Support staff needs not only specific job skills but also soft-and life skills to do their job smoothly and reflect the ethos of the brand, says Gurugram-based S.K. Nigam, human resources director, at Stratbeans Consulting, an e-learning company. “Right from the staff at reception, to people who serve coffee are branding touch points and reflect a company’s culture and brand."
That’s the reason Nigam ensures his company’s support staff of nine is regularly upskilled. Sanjit Bala, 28, is one of his staff members. Since joining Stratbeans Consulting in 2014 as an office boy, Bala has received training in communication and how to invest better. Stratbeans recently organized a weeklong session on basic English learning, which Bala found “very useful". “I feel more confident when interacting with employees and vendors," says Bala, who has already raised a request to learn data entry.
Improving the skills and confidence of the support staff is especially useful in a bootstrapped startup or growing organization.
Four years ago, when Santosh Tapkir, 41, joined cloud consulting company Blazeclan Technologies in Pune, he started out as a peon. Now, Tapkir is an office boy, responsible for filing, storage of documents, collaterals and other office files—all thanks to constant in-house training.
“I have learnt business etiquette, how to converse effectively with clients and employees, basic computer training and speaking in English, all on the job," Tapkir says.

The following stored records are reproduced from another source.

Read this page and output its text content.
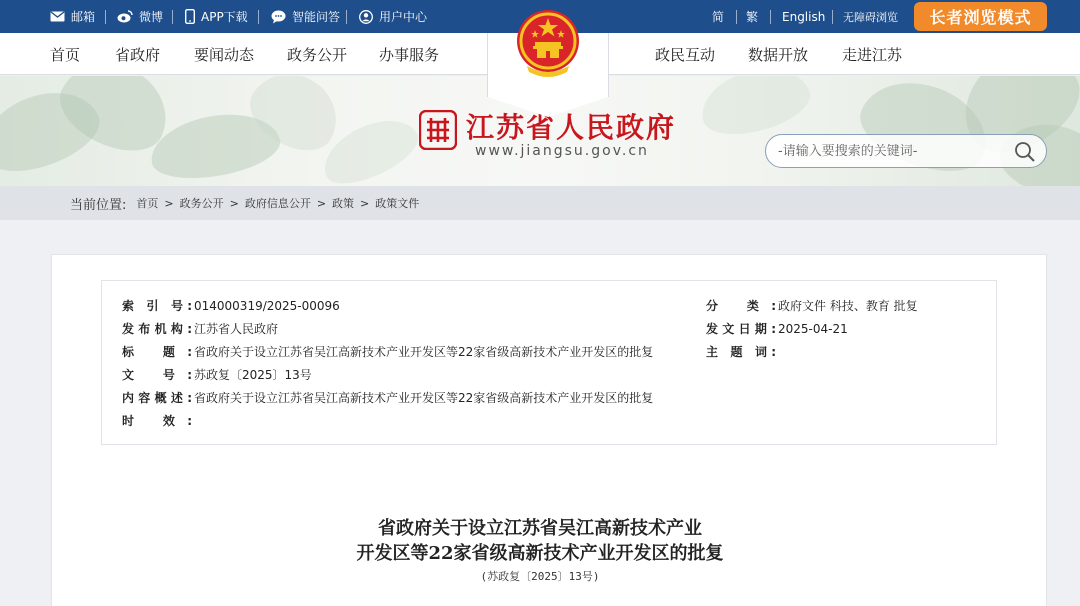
邮箱	微博	APP下载	智能问答	用户中心	简 繁 English 无障碍浏览 长者浏览模式
首页 省政府 要闻动态 政务公开 办事服务	政民互动 数据开放 走进江苏
江苏省人民政府
www.jiangsu.gov.cn
-请输入要搜索的关键词-
当前位置: 首页 > 政务公开 > 政府信息公开 > 政策 > 政策文件
索 引 号: 014000319/2025-00096	分 类: 政府文件 科技、教育 批复
发布机构: 江苏省人民政府	发文日期: 2025-04-21
标 题: 省政府关于设立江苏省吴江高新技术产业开发区等22家省级高新技术产业开发区的批复	主 题 词:
文 号: 苏政复〔2025〕13号
内容概述: 省政府关于设立江苏省吴江高新技术产业开发区等22家省级高新技术产业开发区的批复
时 效:
省政府关于设立江苏省吴江高新技术产业
开发区等22家省级高新技术产业开发区的批复
(苏政复〔2025〕13号)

The training has also given Tapkir an opportunity to take on more office duties. At present, he is considering studying an internal system so he can take on administration responsibilities like travel requirements and purchase-order generation.
Blazeclan Technologies, which has 16 staff members in housekeeping, security and pantry sections, spends money every six months to train their staff in basic spoken English, administration functions, personal hygiene and guest etiquettes and interactions, as well as use of equipment and first-aid, fire protocols and sexual harassment policies.
It’s an essential expenditure, says Varoon Rajani, founder and CEO, Blazeclan Technologies. “Housekeeping functions play a critical role in defining the culture of a startup. It’s important that the staff is well trained in their duties and well aligned with organizational values," he says.
Blazeclan keeps its cost low by ensuring that training is done in-house by the administration.
WeWork, meanwhile, offers weekly skill-based training sessions, including latest housekeeping techniques, equipment handing, and operational, mechanical and electrical training.
Regular lessons by in-house departments help not only in keeping the staff employees up-to-date but also help in giving a boost to their morale, encouraging them to multitask, believes Raghuvinder Singh Pathania. “The staff feels valued, which boosts their morale and encourages them to continue working and progress in life," he says.
In Stratbeans, too, training is conducted in-house by administration heads and people-experience teams.
“We invest in training our support staff so they can imbibe and represent our company culture and values," says Nigam, adding that as support staff interacts with other employees, if they’re treated well, it directly impacts the way they serve the company’s clients. Training helps them feel like they are part of the company, and is key in retaining employees across the board, not only staff members, Nigam adds. “Without adequate training they might feel out of place or stagnated and be tempted to switch jobs."
The money is well spent, agrees Rajani. After all, well-trained staff leads to a safe and sanitized workplace, which promotes respect and elevates morale of the staff and motivates the whole company to do better. More importantly, such training helps the support staff become better inside and outside the office, adds Rajani.